As the Atlantic’s Clive Cook wrote a few days later, “Apparently it is a great idea to elect a president who is calm in a crisis, except when there’s a crisis. Then what you need is somebody to lead the nation in panic.”

Other than this rant, however, the show was nothing special. Guest Lawrence O’Donnell accused BP of homicide, and Olbermann said Senate candidate Rand Paul is a fan of “freelance slavery.” Ho, hum. The hour ended with a pious, somber obituary for Gary Coleman, “one of this news hour’s first and most gracious guests.” I hate it when Keith tries to get all sensitive. It gives me the willies.

TUESDAY, JUNE 1: After a long Memorial Day weekend, Olbermann returned just as angry, and ready to keep making the exact same indignant points he’s been making last week. Can you picture him at a barbecue? Does the man ever take a deep breath and relax? Have a hot dog, Keith. You’ll feel better.

In the honorable tradition of kicking a colleague when they’re on their way out the door, Olbermann spent several minutes excoriating exiting CNN anchor Campbell Brown, giving her the night’s bronze medal for Worst Person in the World. Brown stepped down from her show a few weeks ago, issuing what was generally seen as a tasteful resignation letter that openly admitted her ratings problems: “The simple fact is that not enough people want to watch my program, and I owe it to myself and to CNN to get out of the way so that CNN can try something else,” she wrote.
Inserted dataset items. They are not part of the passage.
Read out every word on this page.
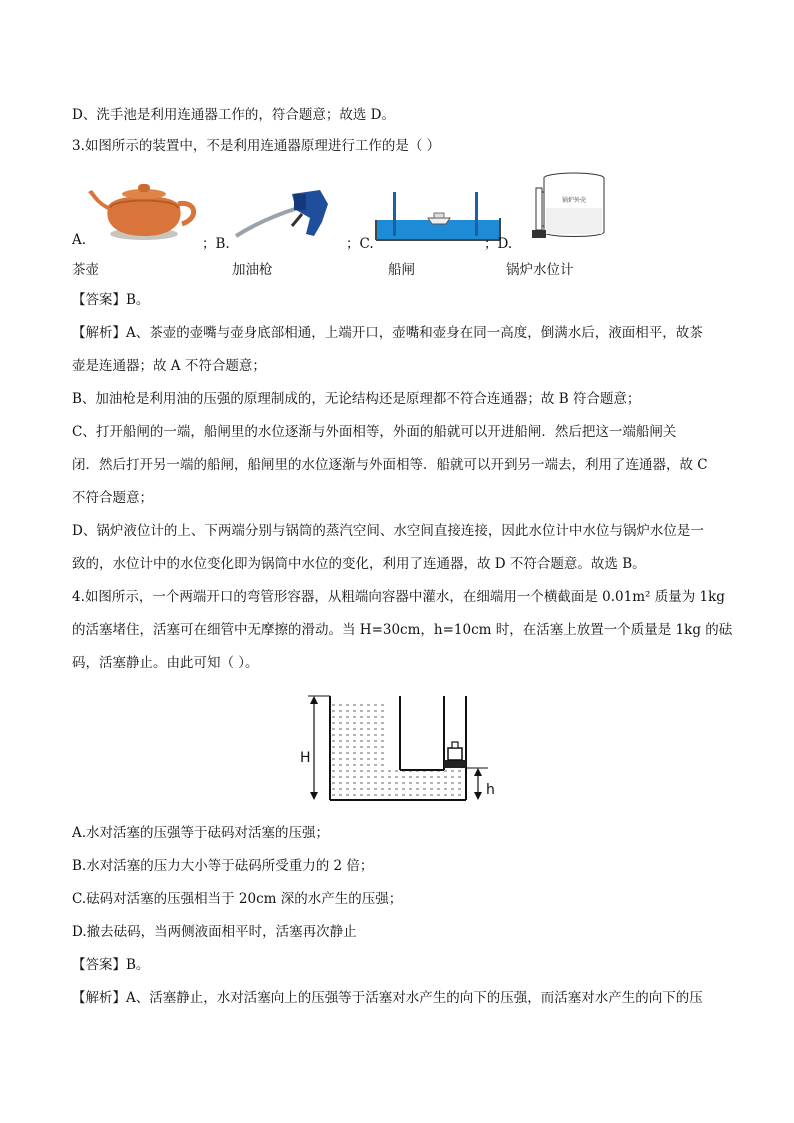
D、洗手池是利用连通器工作的，符合题意；故选 D。
3.如图所示的装置中，不是利用连通器原理进行工作的是（ ）
A.	；B.	；C.	；D.
锅炉外壳
茶壶	加油枪	船闸	锅炉水位计
【答案】B。
【解析】A、茶壶的壶嘴与壶身底部相通，上端开口，壶嘴和壶身在同一高度，倒满水后，液面相平，故茶
壶是连通器；故 A 不符合题意；
B、加油枪是利用油的压强的原理制成的，无论结构还是原理都不符合连通器；故 B 符合题意；
C、打开船闸的一端，船闸里的水位逐渐与外面相等，外面的船就可以开进船闸．然后把这一端船闸关
闭．然后打开另一端的船闸，船闸里的水位逐渐与外面相等．船就可以开到另一端去，利用了连通器，故 C
不符合题意；
D、锅炉液位计的上、下两端分别与锅筒的蒸汽空间、水空间直接连接，因此水位计中水位与锅炉水位是一
致的，水位计中的水位变化即为锅筒中水位的变化，利用了连通器，故 D 不符合题意。故选 B。
4.如图所示，一个两端开口的弯管形容器，从粗端向容器中灌水，在细端用一个横截面是 0.01m² 质量为 1kg
的活塞堵住，活塞可在细管中无摩擦的滑动。当 H=30cm，h=10cm 时，在活塞上放置一个质量是 1kg 的砝
码，活塞静止。由此可知（ ）。
H
h
A.水对活塞的压强等于砝码对活塞的压强；
B.水对活塞的压力大小等于砝码所受重力的 2 倍；
C.砝码对活塞的压强相当于 20cm 深的水产生的压强；
D.撤去砝码，当两侧液面相平时，活塞再次静止
【答案】B。
【解析】A、活塞静止，水对活塞向上的压强等于活塞对水产生的向下的压强，而活塞对水产生的向下的压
Olbermann, ever the class act, couldn’t let her go un-mocked.

His problem is that Brown has framed herself and CNN as producing real news, in contrast to the opinion shows put out by her 8 p.m. competitors Olbermann and Bill O’Reilly. “People are drawn to the echo chamber, and they want to have their opinions validated more often than they want to have their opinions challenged,” she explained to the L.A. Times. Calling Brown “the lame duck anchor over at CNN,” Olbermann fulminated that, ok, first of all, he and O’Reilly are nothing alike. Turns out Olbermann views “Countdown” not as part of an echo chamber, but as the kind of show “when you stick your neck out and you tell the echo chamber it’s wrong.”

Keith, here is a hint: When you interview the same five or six people over and over and over, and they all agree with you 100 percent of the time, that’s an Acme-certified grade-A echo chamber. To paraphrase the horror movie cliche: The show is coming from inside the echo chamber.

WEDNESDAY, JUNE 2: Tonight, Olbermann mocked George W. Bush’s new Facebook page, saying Bush “has apparently used the Google and found out about this new excited web-based application called Facebook.” Doesn’t it seem like only last year a technologically confused Keith Olbermann named Twitter the Worst Person in the World?
And now, your out-of-context Keith Olbermann quote of the week: “It’s Iggy, the flying 2,600-pound 40-foot-long iguana. As Little Orphan Annie might say, it’s a hard knock life.”

THURSDAY, JUNE 3: Just before accusing President Bush of war crimes tonight (another “ho hum” moment), Olbermann spent a long segment discussing the possibility of using a nuclear device to stop the oil spill in the Gulf Coast. He was outraged at the very thought of it!

Meanwhile, a headline on Thursday’s front page of the New York Times blared “Nuclear Option on the Gulf Oil Spill? No Way, U.S. Says.”

But that inconvenient refutation is not nearly as fun as speculating about a “nuclear oil hurricane” and “radioactive tar balls in your swimming pool” with cheerfully game guest Michio Kaku. Come to think of it, Keith was weirdly giddy about this, too. It’s almost as if he knew the whole segment was total BS. No word on whether he’s caught on about the full seven years of the show’s existence.